Candidate Choosing

  • Beyond the Resume

  • Although searching CVs and online employee profiles are the standard way to discover potential job candidates, it is not always the most fruitful. When reading a resume, it is not only a flat and non-transparent way to view a candidate, it is often misleading. It’s both human nature and practice that causes an individual to exaggerate on her resume, often crafting enhanced perceptions of her past roles. Further, a resume doesn’t tell some of the candidate’s most important characteristics, such as: will she fit in with the company, or will her personality and skills aid or hinder the work environment.
  • Make sure it’s a serious candidate Often, candidates will blindly apply for many positions. Of course, when something is intriguing for them, they will spend more time on the application. As an employer, make sure to check for such cues in the contact e-mail, the CV, as well as the Cover Letter. When reading a Cover Letter or Profile void of any signifiers to the company/position, that is an obvious sign that the candidate did not put much effort into the application. If there is little sign of effort or motivation (even if the resume is solid), it is likely that the candidate is either not that serious about the job, or is not that eager to make an impression.
  • Take Advantage of References When interested in a candidate, you should definitely maximize the power of references. This is the chance to ask things about the candidate that you may never learn about from the Cover Letter or CV. Don’t only ask about skills and knowledge, but dig deeper to learn about how the candidate would fit in with your own company culture: is the individual social, involved in company affair’s and so on. Such questions would depend on the type of culture you are looking for within your company, and how you believe the candidate’s personality traits would mesh.
  • The Interview This is the chance you get to really interact with and feel the candidate out. You want to make sure and maximize the time, getting a first-hand look at how the candidate could apply her skills. One way to do this is by having a ‘mock challenge,’ where the candidate would apply her skills in challenge that mimics something she would do on the job.
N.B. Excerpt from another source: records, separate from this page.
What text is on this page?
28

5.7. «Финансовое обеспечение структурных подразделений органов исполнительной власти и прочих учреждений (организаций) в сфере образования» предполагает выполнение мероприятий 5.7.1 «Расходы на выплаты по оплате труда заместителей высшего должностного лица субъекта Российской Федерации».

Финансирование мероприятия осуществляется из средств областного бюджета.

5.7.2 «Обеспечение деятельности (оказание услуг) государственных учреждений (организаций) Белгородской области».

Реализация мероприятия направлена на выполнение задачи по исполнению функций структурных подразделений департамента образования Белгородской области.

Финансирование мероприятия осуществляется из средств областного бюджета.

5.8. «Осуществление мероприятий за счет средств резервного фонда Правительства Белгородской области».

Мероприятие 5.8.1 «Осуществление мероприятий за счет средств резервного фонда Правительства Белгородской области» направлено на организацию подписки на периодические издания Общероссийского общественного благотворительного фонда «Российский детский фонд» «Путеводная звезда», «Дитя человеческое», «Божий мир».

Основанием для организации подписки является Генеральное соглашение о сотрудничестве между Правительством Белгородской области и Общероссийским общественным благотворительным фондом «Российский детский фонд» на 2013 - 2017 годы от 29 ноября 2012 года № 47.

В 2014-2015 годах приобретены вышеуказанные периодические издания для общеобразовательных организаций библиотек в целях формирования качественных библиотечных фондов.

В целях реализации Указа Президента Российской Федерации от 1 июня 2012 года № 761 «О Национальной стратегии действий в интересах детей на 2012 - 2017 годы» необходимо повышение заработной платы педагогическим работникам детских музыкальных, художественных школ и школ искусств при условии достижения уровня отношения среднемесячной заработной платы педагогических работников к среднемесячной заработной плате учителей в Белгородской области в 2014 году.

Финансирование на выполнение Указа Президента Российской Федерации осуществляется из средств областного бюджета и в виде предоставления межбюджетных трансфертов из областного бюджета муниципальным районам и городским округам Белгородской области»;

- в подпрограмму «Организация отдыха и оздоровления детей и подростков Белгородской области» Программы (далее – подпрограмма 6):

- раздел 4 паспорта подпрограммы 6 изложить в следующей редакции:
  • Fitting in with the Office Culture Given the chance, it’s also a great idea to get a prospective employee in for an informal lunch or outing with the team. Even if for a short time, it could give a good idea how the candidate would fit in with the other team members, how she behaves in a social situation and how she manages under pressure.
  • In Summary, it’s important to look beyond the resume when selecting a candidate. In an interview, go further than just asking about education, experience and skills – get hands on and find out how the candidate can actually perform – both in a task-related scenario, as well as a social, office-culture situation.